Hope has long been a central plank of Lula’s political thinking. A former factory worker who lost three presidential elections in a row before finally winning in 2002, he famously declared that victory proved “hope had overcome fear.”

For optimists – amid a struggling economy, pandemic mismanagement that claimed more than 685,000 Brazilian lives, and Mr. Bolsonaro’s shocking and sometimes vulgar speaking style – Lula is an easy sell. He’s painted himself as someone who can return competence and decency to the highest office.

“You are going to have to make a decision,” he said in a last-minute campaign video. “What Brazil do you want? A Brazil of love or a Brazil of hate? A Brazil of goodness or a Brazil of nastiness? A Brazil of truth or a Brazil of lies? The choice is in your hands.”

Polls give him a double-digit lead over Mr. Bolsonaro. If no candidate wins a majority on Sunday, there will be a runoff on Oct. 30.

It’s not just a tough economy and divided society at home that have Brazilians seeking change this election. Many feel the nation’s international reputation has been tarnished over the past four years.

While for more than a decade Brazil was seen as a rising leader on the world stage, emphasizing South-South cooperation, hosting the World Cup and the Olympic Games, and serving as a poster child for the so-called BRICS emerging economies, Mr. Bolsonaro took a step back from traditional diplomacy. He’s insulted the wife of French President Emmanuel Macron, suggested U.S. movie star and philanthropist Leonardo DiCaprio funded arson attacks in the Amazon, waited six weeks to congratulate Joe Biden on his presidential victory in 2020, and flew to Moscow to meet with President Vladimir Putin the week before Russia invaded Ukraine.

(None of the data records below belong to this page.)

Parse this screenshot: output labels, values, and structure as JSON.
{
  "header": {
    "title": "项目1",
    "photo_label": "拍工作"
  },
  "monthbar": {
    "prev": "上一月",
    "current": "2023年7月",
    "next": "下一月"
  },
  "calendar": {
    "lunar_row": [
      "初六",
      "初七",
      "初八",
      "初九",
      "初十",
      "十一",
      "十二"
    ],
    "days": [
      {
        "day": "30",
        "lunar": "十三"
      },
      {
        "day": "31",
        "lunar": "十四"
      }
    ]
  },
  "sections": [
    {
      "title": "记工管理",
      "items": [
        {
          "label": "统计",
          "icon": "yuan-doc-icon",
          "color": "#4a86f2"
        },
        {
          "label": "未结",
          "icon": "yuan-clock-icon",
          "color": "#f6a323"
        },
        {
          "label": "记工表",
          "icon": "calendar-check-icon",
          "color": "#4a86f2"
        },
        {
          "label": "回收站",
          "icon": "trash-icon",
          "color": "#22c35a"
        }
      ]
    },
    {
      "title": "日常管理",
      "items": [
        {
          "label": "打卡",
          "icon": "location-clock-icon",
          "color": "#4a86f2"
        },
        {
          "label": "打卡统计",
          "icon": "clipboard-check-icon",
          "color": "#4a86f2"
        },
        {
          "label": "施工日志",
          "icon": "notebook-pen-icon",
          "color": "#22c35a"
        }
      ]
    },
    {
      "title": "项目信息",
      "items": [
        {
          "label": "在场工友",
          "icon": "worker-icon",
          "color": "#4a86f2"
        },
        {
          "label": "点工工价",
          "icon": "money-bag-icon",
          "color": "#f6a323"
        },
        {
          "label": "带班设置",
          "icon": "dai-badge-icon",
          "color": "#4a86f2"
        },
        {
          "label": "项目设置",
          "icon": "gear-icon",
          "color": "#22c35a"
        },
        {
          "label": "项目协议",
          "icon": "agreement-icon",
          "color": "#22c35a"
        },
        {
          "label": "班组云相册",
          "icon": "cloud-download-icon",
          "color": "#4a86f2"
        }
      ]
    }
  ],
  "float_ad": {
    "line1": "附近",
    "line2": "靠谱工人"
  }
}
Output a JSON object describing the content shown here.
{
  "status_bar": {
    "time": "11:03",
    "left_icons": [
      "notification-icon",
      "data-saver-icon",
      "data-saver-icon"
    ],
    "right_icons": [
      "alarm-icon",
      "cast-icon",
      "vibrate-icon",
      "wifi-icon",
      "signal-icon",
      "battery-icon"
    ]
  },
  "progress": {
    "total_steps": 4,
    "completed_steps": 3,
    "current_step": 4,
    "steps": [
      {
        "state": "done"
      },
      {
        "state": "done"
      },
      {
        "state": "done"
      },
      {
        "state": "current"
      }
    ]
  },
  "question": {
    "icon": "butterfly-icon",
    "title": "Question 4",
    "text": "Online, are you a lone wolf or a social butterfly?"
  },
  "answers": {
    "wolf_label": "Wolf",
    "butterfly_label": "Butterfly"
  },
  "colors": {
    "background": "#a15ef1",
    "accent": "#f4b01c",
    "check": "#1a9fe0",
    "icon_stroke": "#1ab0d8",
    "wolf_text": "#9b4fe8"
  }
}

Under Mr. Bolsonaro’s watch, deforestation in the Amazon has shot up, hitting a record high in the first half of 2022. He cut funding for key government agencies, encouraging illegal loggers, ranchers, and miners to pour into the region. And invasions of Indigenous land have almost tripled since he came to power.

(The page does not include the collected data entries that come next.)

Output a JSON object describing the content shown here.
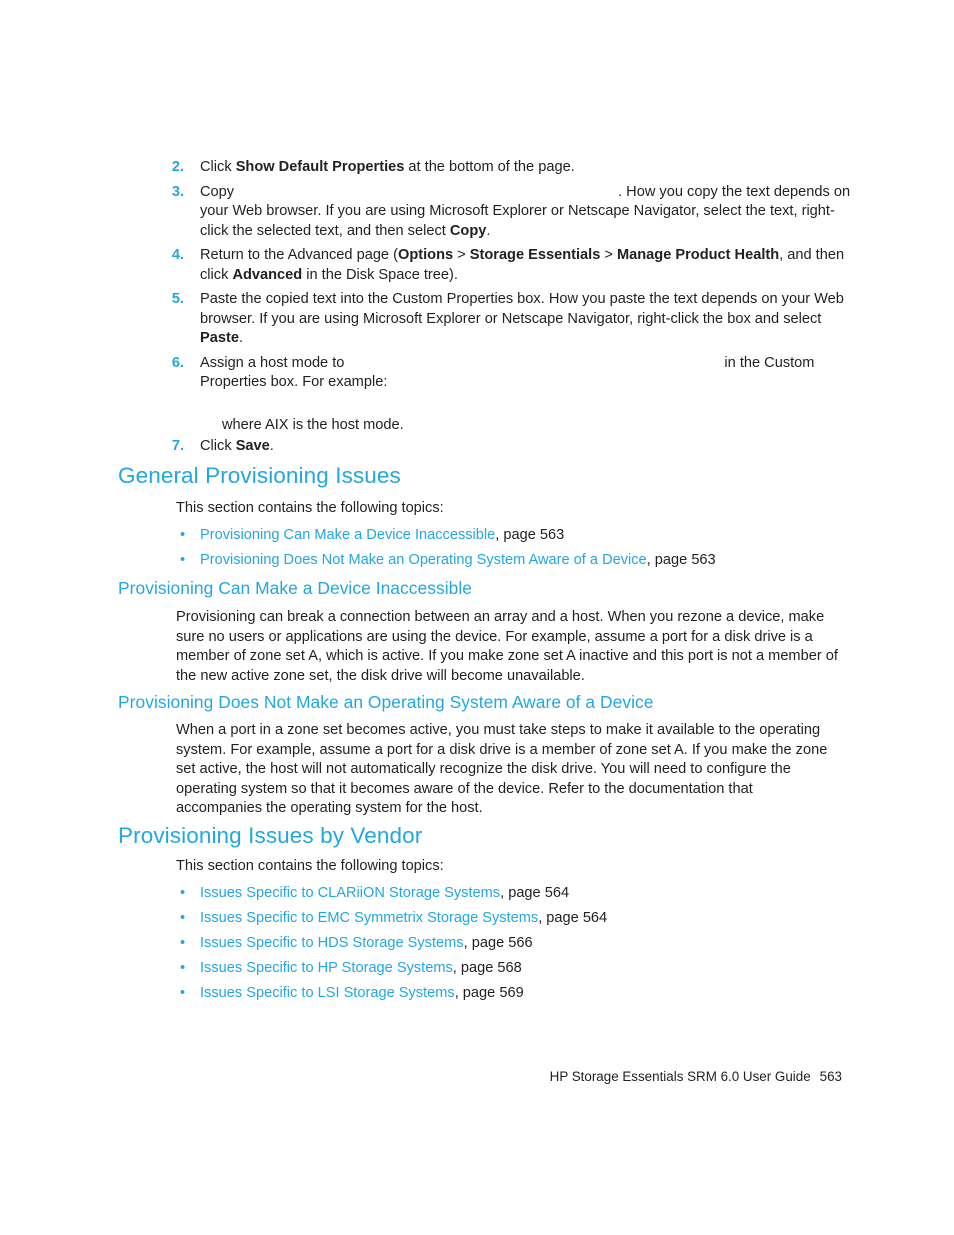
{
  "document": {
    "title": "HP Storage Essentials SRM 6.0 User Guide",
    "page_number": "563",
    "accent_color": "#22a7e0",
    "text_color": "#231f20"
  },
  "steps": [
    {
      "number": "2.",
      "parts": [
        {
          "type": "text",
          "value": "Click "
        },
        {
          "type": "bold",
          "value": "Show Default Properties"
        },
        {
          "type": "text",
          "value": " at the bottom of the page."
        }
      ],
      "plain": "Click Show Default Properties at the bottom of the page."
    },
    {
      "number": "3.",
      "parts": [
        {
          "type": "text",
          "value": "Copy "
        },
        {
          "type": "gap",
          "value": ""
        },
        {
          "type": "text",
          "value": ". How you copy the text depends on your Web browser. If you are using Microsoft Explorer or Netscape Navigator, select the text, right-click the selected text, and then select "
        },
        {
          "type": "bold",
          "value": "Copy"
        },
        {
          "type": "text",
          "value": "."
        }
      ],
      "plain": "Copy . How you copy the text depends on your Web browser. If you are using Microsoft Explorer or Netscape Navigator, select the text, right-click the selected text, and then select Copy."
    },
    {
      "number": "4.",
      "parts": [
        {
          "type": "text",
          "value": "Return to the Advanced page ("
        },
        {
          "type": "bold",
          "value": "Options"
        },
        {
          "type": "text",
          "value": " > "
        },
        {
          "type": "bold",
          "value": "Storage Essentials"
        },
        {
          "type": "text",
          "value": " > "
        },
        {
          "type": "bold",
          "value": "Manage Product Health"
        },
        {
          "type": "text",
          "value": ", and then click "
        },
        {
          "type": "bold",
          "value": "Advanced"
        },
        {
          "type": "text",
          "value": " in the Disk Space tree)."
        }
      ],
      "plain": "Return to the Advanced page (Options > Storage Essentials > Manage Product Health, and then click Advanced in the Disk Space tree)."
    },
    {
      "number": "5.",
      "parts": [
        {
          "type": "text",
          "value": "Paste the copied text into the Custom Properties box. How you paste the text depends on your Web browser. If you are using Microsoft Explorer or Netscape Navigator, right-click the box and select "
        },
        {
          "type": "bold",
          "value": "Paste"
        },
        {
          "type": "text",
          "value": "."
        }
      ],
      "plain": "Paste the copied text into the Custom Properties box. How you paste the text depends on your Web browser. If you are using Microsoft Explorer or Netscape Navigator, right-click the box and select Paste."
    },
    {
      "number": "6.",
      "parts": [
        {
          "type": "text",
          "value": "Assign a host mode to "
        },
        {
          "type": "gap",
          "value": ""
        },
        {
          "type": "text",
          "value": " in the Custom Properties box. For example:"
        }
      ],
      "plain": "Assign a host mode to  in the Custom Properties box. For example:",
      "note": "where AIX is the host mode."
    },
    {
      "number": "7.",
      "parts": [
        {
          "type": "text",
          "value": "Click "
        },
        {
          "type": "bold",
          "value": "Save"
        },
        {
          "type": "text",
          "value": "."
        }
      ],
      "plain": "Click Save."
    }
  ],
  "sections": [
    {
      "heading": "General Provisioning Issues",
      "intro": "This section contains the following topics:",
      "topics": [
        {
          "link": "Provisioning Can Make a Device Inaccessible",
          "page": ", page 563"
        },
        {
          "link": "Provisioning Does Not Make an Operating System Aware of a Device",
          "page": ", page 563"
        }
      ]
    },
    {
      "heading": "Provisioning Issues by Vendor",
      "intro": "This section contains the following topics:",
      "topics": [
        {
          "link": "Issues Specific to CLARiiON Storage Systems",
          "page": ", page 564"
        },
        {
          "link": "Issues Specific to EMC Symmetrix Storage Systems",
          "page": ", page 564"
        },
        {
          "link": "Issues Specific to HDS Storage Systems",
          "page": ", page 566"
        },
        {
          "link": "Issues Specific to HP Storage Systems",
          "page": ", page 568"
        },
        {
          "link": "Issues Specific to LSI Storage Systems",
          "page": ", page 569"
        }
      ]
    }
  ],
  "subsections": [
    {
      "heading": "Provisioning Can Make a Device Inaccessible",
      "body": "Provisioning can break a connection between an array and a host. When you rezone a device, make sure no users or applications are using the device. For example, assume a port for a disk drive is a member of zone set A, which is active. If you make zone set A inactive and this port is not a member of the new active zone set, the disk drive will become unavailable."
    },
    {
      "heading": "Provisioning Does Not Make an Operating System Aware of a Device",
      "body": "When a port in a zone set becomes active, you must take steps to make it available to the operating system. For example, assume a port for a disk drive is a member of zone set A. If you make the zone set active, the host will not automatically recognize the disk drive. You will need to configure the operating system so that it becomes aware of the device. Refer to the documentation that accompanies the operating system for the host."
    }
  ],
  "bullet_glyph": "•"
}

Mr. Bolsonaro has also encouraged Brazilians to arm themselves, and the number of weapons in circulation has shot up 474% since 2018, according to the Brazilian Forum on Public Safety.

Divisions have grown so intense between Mr. Bolsonaro’s most ardent supporters, estimated at a quarter to a third of the population, and those who oppose him that many candidates feel they can’t go out and meet voters for fear of political violence.

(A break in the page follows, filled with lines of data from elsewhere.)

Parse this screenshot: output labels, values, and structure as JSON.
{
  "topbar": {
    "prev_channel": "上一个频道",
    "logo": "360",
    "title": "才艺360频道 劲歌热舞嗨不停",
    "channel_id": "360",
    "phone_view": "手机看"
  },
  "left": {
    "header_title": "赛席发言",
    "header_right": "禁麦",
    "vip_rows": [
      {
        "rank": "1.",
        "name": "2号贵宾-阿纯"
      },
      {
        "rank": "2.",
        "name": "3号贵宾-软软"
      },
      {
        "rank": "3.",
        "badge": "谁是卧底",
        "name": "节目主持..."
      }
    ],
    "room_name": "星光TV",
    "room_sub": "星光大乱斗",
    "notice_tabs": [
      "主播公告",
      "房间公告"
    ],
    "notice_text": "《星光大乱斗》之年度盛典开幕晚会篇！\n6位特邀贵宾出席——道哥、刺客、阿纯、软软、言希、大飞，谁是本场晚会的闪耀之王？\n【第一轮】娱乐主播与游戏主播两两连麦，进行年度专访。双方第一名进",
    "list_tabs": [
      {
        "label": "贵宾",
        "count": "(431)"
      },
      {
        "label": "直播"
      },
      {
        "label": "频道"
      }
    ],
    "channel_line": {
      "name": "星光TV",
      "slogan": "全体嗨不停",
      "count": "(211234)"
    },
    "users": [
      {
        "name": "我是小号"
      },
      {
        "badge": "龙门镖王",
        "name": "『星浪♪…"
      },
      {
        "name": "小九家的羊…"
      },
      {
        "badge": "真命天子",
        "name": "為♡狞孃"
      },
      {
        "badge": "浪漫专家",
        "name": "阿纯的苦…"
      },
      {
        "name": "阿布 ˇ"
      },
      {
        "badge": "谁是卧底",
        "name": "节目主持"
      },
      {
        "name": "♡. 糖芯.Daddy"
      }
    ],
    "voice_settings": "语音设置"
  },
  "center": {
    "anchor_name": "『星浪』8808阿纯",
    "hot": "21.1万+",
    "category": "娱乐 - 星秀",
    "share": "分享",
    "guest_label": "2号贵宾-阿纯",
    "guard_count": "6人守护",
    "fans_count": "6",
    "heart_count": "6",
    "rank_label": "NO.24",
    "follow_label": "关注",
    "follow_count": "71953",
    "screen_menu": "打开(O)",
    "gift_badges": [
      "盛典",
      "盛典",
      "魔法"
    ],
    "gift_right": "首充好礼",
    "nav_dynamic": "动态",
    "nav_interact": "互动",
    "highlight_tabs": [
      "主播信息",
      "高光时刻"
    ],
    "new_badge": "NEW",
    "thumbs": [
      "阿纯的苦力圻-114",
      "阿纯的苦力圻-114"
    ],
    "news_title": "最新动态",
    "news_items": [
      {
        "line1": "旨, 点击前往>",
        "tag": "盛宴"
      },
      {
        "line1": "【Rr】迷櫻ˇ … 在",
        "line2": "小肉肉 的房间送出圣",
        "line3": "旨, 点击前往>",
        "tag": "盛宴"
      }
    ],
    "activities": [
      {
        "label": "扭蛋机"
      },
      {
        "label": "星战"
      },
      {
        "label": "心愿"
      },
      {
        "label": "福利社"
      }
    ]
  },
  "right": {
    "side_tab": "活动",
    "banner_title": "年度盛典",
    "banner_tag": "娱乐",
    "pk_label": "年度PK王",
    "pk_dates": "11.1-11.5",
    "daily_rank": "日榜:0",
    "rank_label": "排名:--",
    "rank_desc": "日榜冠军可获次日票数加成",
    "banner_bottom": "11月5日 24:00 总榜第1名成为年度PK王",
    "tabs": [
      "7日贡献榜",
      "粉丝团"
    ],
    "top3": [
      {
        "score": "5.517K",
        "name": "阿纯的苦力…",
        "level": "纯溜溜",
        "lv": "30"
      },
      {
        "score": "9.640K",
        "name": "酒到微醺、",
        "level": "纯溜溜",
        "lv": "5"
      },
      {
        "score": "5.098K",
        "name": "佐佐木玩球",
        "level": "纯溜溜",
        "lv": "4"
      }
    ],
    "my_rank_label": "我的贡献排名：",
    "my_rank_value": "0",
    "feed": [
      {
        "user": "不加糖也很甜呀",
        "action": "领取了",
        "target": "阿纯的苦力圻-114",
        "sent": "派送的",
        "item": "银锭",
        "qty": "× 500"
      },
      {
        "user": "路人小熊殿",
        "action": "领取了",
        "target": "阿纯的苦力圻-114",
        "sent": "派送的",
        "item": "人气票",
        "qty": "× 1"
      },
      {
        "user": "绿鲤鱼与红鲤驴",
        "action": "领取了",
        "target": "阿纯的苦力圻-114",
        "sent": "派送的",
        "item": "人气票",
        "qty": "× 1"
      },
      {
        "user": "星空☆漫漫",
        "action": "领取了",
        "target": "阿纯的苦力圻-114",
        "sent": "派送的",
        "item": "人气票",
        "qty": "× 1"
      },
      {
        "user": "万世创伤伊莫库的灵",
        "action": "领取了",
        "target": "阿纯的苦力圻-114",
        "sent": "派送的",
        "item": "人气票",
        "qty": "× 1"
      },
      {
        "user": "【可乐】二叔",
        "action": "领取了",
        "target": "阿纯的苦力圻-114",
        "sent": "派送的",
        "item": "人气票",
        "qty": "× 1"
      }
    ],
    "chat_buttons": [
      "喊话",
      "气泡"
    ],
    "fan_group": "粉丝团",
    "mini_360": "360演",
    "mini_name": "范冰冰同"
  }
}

Mr. Bolsonaro’s backers attacked Lula’s rallies, twice throwing excrement or crude bombs into the crowd, and in two separate attacks men shouting pro-Bolsonaro slogans shot and killed Workers’ Party voters.

“That is what is at stake,” says Ana Julia Bernardi, a political scientist at the Federal University of Rio Grande do Sul who studies political culture and disinformation. “This election will decide whether people want politics at gunpoint.”

Hope for democracy?

But there’s reason for optimism, says Mônica Sodré, executive director of the Network for Political Action on Sustainability. She sees a growing appreciation for democracy in Brazil.

In 2017, as Mr. Bolsonaro was rising to power, just shy of 20% of Brazilians agreed strongly with the statement “Democracy is better than any other form of government,” according to the Latin America Public Opinion Project at Vanderbilt University. By 2021, that figure rose to 43%. 

“More than 65% [of Brazilians] say arming the population won’t resolve its problems,” said Ms. Sodré, according to a study published by her organization.

Mr. Bolsonaro has repeatedly questioned the integrity of the vote in the lead-up to this weekend’s election, implying that anything short of his own victory will be contested and considered fraud. But according to Ms. Sodré, almost 90% of Brazilians polled by her organization say the winner of the election has to take power in January. She believes respect for institutions is on the rise.

“Despite all the attacks on the integrity of the vote,” she says, “Brazilians still believe in democracy.”